Reference Implementation
The reference implementation serves as a proving ground for the inter-operability standards the system components need. While usable in its own right, it need not provide maximum performance, or even maximum usability (although good usability will undoubtedly hasten adoption). Built under a public license, it must also be freely-available so it can be used as the basis for augmented implementations.
The initial reference implementation encompasses the advice-giving and advice-receiving apps, along with the information-interchange standards. The subsequent implementation includes the advice-storage server implementation, along with the information-sharing standards.
The effort required to build that system can be broken down into several distinct spheres of activity:
Voting Advice Clients
One or more of:
- A mobile app that lets a voter get advice right at the polls.

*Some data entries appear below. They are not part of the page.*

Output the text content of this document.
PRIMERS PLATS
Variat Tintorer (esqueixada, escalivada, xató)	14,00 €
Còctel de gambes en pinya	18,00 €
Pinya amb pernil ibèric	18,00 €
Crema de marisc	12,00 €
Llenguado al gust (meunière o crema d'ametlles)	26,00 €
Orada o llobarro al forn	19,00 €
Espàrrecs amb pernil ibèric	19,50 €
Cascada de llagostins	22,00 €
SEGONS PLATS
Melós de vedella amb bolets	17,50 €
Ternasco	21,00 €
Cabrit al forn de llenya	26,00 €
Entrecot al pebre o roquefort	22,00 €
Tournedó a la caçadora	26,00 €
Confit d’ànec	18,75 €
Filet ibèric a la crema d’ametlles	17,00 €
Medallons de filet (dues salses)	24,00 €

- A desktop app that lets a voter get advice, make their selections, and print out a voting “cheat sheet”.
Voting Advice Providers
One or more ways to select a ballot item from the universe of existing tags, and make a recommendation:
- A WordPress plugin.
- A desktop app.
Voting Advice Interchange Standards
This part of the organization manages and publishes the standards that allow advice providers to reach advice clients, and vice versa. Responsible for the definition of the RSS interchange definitions, and for the overall format of the voting advice hashtags, which allows people in Louisiana, for example to create tags with fear of conflict with tags created anywhere else in the nation. This critical part of the effort makes it possible for other client programs and provider programs to be created, with different interfaces and user styles, all of which will tend to hasten adoption.
Voting Advice Tags
While many client and provider programs can and should be created, the hash tags used to deliver voting advice need to be set by a single organization. That organization can be distributed, however. There can be a national organization and an organization in each state, for example. Larger states may then have sub-organizations of their own, each responsible for given districts. Within the namespace carved out for them by the hashtag-definition standard, each organization is free to define tags that make sense for their voters. The resulting definitions then need to be delivered to and stored by the main organization — which will eventually split into two, one for the nation and as a global international organization that coordinates defintions from different countries.

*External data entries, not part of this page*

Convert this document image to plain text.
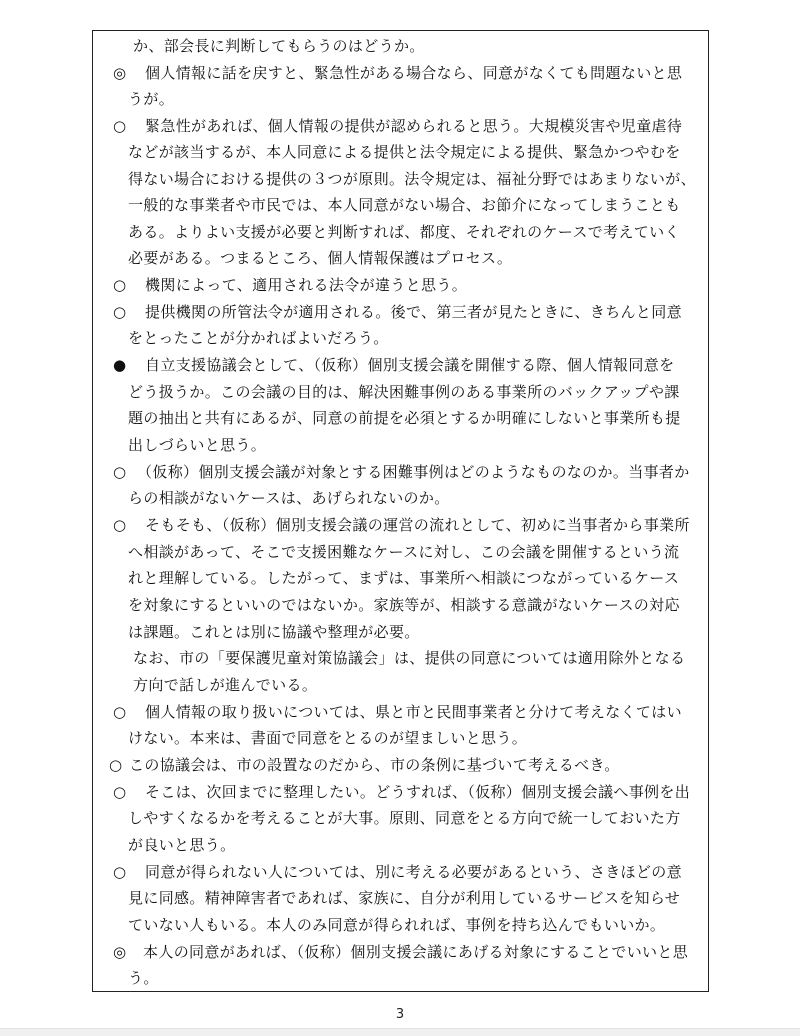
◎
○
○
○
●
○
○
○
○
○
○
◎
か、部会長に判断してもらうのはどうか。
個人情報に話を戻すと、緊急性がある場合なら、同意がなくても問題ないと思
うが。
緊急性があれば、個人情報の提供が認められると思う。大規模災害や児童虐待
などが該当するが、本人同意による提供と法令規定による提供、緊急かつやむを
得ない場合における提供の３つが原則。法令規定は、福祉分野ではあまりないが、
一般的な事業者や市民では、本人同意がない場合、お節介になってしまうことも
ある。よりよい支援が必要と判断すれば、都度、それぞれのケースで考えていく
必要がある。つまるところ、個人情報保護はプロセス。
機関によって、適用される法令が違うと思う。
提供機関の所管法令が適用される。後で、第三者が見たときに、きちんと同意
をとったことが分かればよいだろう。
自立支援協議会として、（仮称）個別支援会議を開催する際、個人情報同意を
どう扱うか。この会議の目的は、解決困難事例のある事業所のバックアップや課
題の抽出と共有にあるが、同意の前提を必須とするか明確にしないと事業所も提
出しづらいと思う。
（仮称）個別支援会議が対象とする困難事例はどのようなものなのか。当事者か
らの相談がないケースは、あげられないのか。
そもそも、（仮称）個別支援会議の運営の流れとして、初めに当事者から事業所
へ相談があって、そこで支援困難なケースに対し、この会議を開催するという流
れと理解している。したがって、まずは、事業所へ相談につながっているケース
を対象にするといいのではないか。家族等が、相談する意識がないケースの対応
は課題。これとは別に協議や整理が必要。
なお、市の「要保護児童対策協議会」は、提供の同意については適用除外となる
方向で話しが進んでいる。
個人情報の取り扱いについては、県と市と民間事業者と分けて考えなくてはい
けない。本来は、書面で同意をとるのが望ましいと思う。
この協議会は、市の設置なのだから、市の条例に基づいて考えるべき。
そこは、次回までに整理したい。どうすれば、（仮称）個別支援会議へ事例を出
しやすくなるかを考えることが大事。原則、同意をとる方向で統一しておいた方
が良いと思う。
同意が得られない人については、別に考える必要があるという、さきほどの意
見に同感。精神障害者であれば、家族に、自分が利用しているサービスを知らせ
ていない人もいる。本人のみ同意が得られれば、事例を持ち込んでもいいか。
本人の同意があれば、（仮称）個別支援会議にあげる対象にすることでいいと思
う。
3
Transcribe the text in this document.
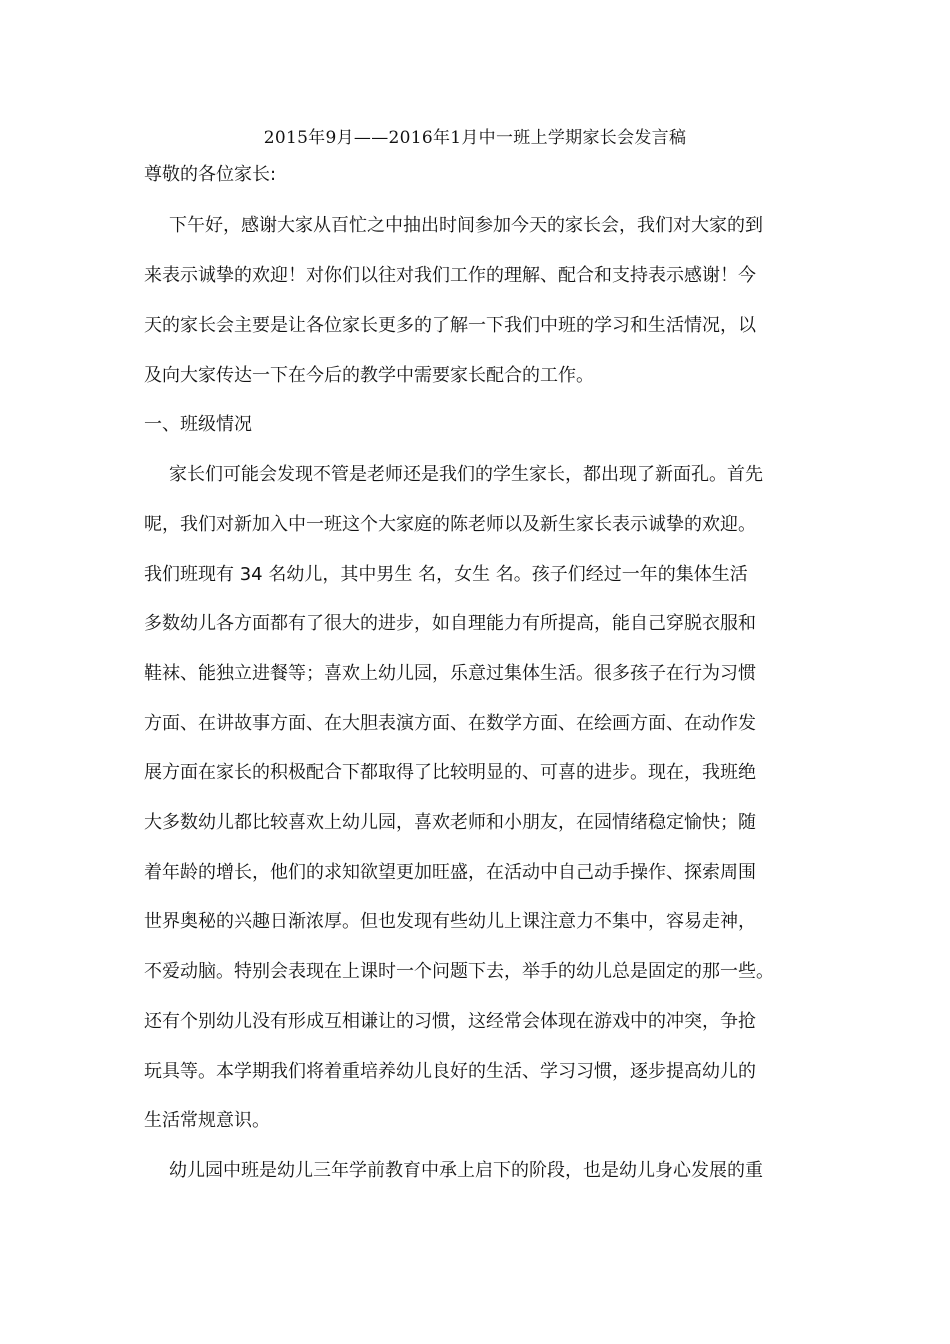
2015年9月——2016年1月中一班上学期家长会发言稿
尊敬的各位家长:
下午好，感谢大家从百忙之中抽出时间参加今天的家长会，我们对大家的到
来表示诚挚的欢迎！对你们以往对我们工作的理解、配合和支持表示感谢！今
天的家长会主要是让各位家长更多的了解一下我们中班的学习和生活情况，以
及向大家传达一下在今后的教学中需要家长配合的工作。
一、班级情况
家长们可能会发现不管是老师还是我们的学生家长，都出现了新面孔。首先
呢，我们对新加入中一班这个大家庭的陈老师以及新生家长表示诚挚的欢迎。
我们班现有 34 名幼儿，其中男生 名，女生 名。孩子们经过一年的集体生活
多数幼儿各方面都有了很大的进步，如自理能力有所提高，能自己穿脱衣服和
鞋袜、能独立进餐等；喜欢上幼儿园，乐意过集体生活。很多孩子在行为习惯
方面、在讲故事方面、在大胆表演方面、在数学方面、在绘画方面、在动作发
展方面在家长的积极配合下都取得了比较明显的、可喜的进步。现在，我班绝
大多数幼儿都比较喜欢上幼儿园，喜欢老师和小朋友，在园情绪稳定愉快；随
着年龄的增长，他们的求知欲望更加旺盛，在活动中自己动手操作、探索周围
世界奥秘的兴趣日渐浓厚。但也发现有些幼儿上课注意力不集中，容易走神，
不爱动脑。特别会表现在上课时一个问题下去，举手的幼儿总是固定的那一些。
还有个别幼儿没有形成互相谦让的习惯，这经常会体现在游戏中的冲突，争抢
玩具等。本学期我们将着重培养幼儿良好的生活、学习习惯，逐步提高幼儿的
生活常规意识。
幼儿园中班是幼儿三年学前教育中承上启下的阶段，也是幼儿身心发展的重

Voting Advice Storage Server
To keep the development effort manageable, the storage server can be implemented in two phases:
- The initial implementation (simpler)
- The reference implementation (complete)

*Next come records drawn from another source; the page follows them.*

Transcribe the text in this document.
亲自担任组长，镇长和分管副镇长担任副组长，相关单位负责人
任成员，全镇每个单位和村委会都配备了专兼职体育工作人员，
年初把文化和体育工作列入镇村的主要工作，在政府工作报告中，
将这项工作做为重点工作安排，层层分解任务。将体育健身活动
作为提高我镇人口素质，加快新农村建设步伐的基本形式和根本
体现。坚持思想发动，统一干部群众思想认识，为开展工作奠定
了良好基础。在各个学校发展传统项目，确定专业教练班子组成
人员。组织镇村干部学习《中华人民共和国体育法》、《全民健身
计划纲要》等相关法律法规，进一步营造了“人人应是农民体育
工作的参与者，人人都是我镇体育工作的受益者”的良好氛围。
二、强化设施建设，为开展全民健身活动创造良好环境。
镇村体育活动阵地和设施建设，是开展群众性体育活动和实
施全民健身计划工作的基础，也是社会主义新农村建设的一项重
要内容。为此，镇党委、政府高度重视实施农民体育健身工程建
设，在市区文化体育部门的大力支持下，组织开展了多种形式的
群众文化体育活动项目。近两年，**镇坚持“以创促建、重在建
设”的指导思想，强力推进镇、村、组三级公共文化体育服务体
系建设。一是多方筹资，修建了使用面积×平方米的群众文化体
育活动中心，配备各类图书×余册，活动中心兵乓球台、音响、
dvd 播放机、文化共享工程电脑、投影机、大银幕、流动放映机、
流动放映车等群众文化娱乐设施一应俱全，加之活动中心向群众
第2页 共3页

Initial Implementation (Stage 1)
This server stores the hashtags that are used to coordinate advice. Those hashtags are then made available to client and provider programs. In addition, advice pushed by a provider program, may need to be stored on the server, so it that all advice is available to late-adopting voter.
If recommendations are stored by provider programs, and clients can get “all advice from a given date”, then the server doesn’t need to store advice given providers. In that case, the server stores the hash tags that allow for interchange, and provides descriptions for them. This implementation might also respond to requests for lists tags — for example, all tags for a given state, or all applicable tags for a given address and zip code.
On the other hand, if recommendations act more like RSS feeds with more “transient” postings, the server storage will be necessary.
Reference Implementation (Stage 2)
At the outset, the storage server is not part of the reference implementation. To be effective, the system needs to ensure that all advice is available to all users. The most efficient way to accomplish that goal at the start is to have a single server where information is stored.
But the system eventually needs to be fully distributed, just like the web, so there is no single point of failure, which means the system can’t be taken down by a single event, whether natural or intentional. In Stage 2, then, the storage server becomes a reference implementation that works like DNS servers, which propagate their information to one another.
In this implementation, requests for tags might well be coordinated among specialized servers, where each server handles the tags for one or more states. In California, for example, the street address and zip code are sufficient to identify all of the tags used in an upcoming ballot (as demonstrated by the Smart Voter site, sponsored by the League of Women Voters). But if it were the case that not all states follow that rule, then remote server run by the part of the organization that manages hash tags in that area.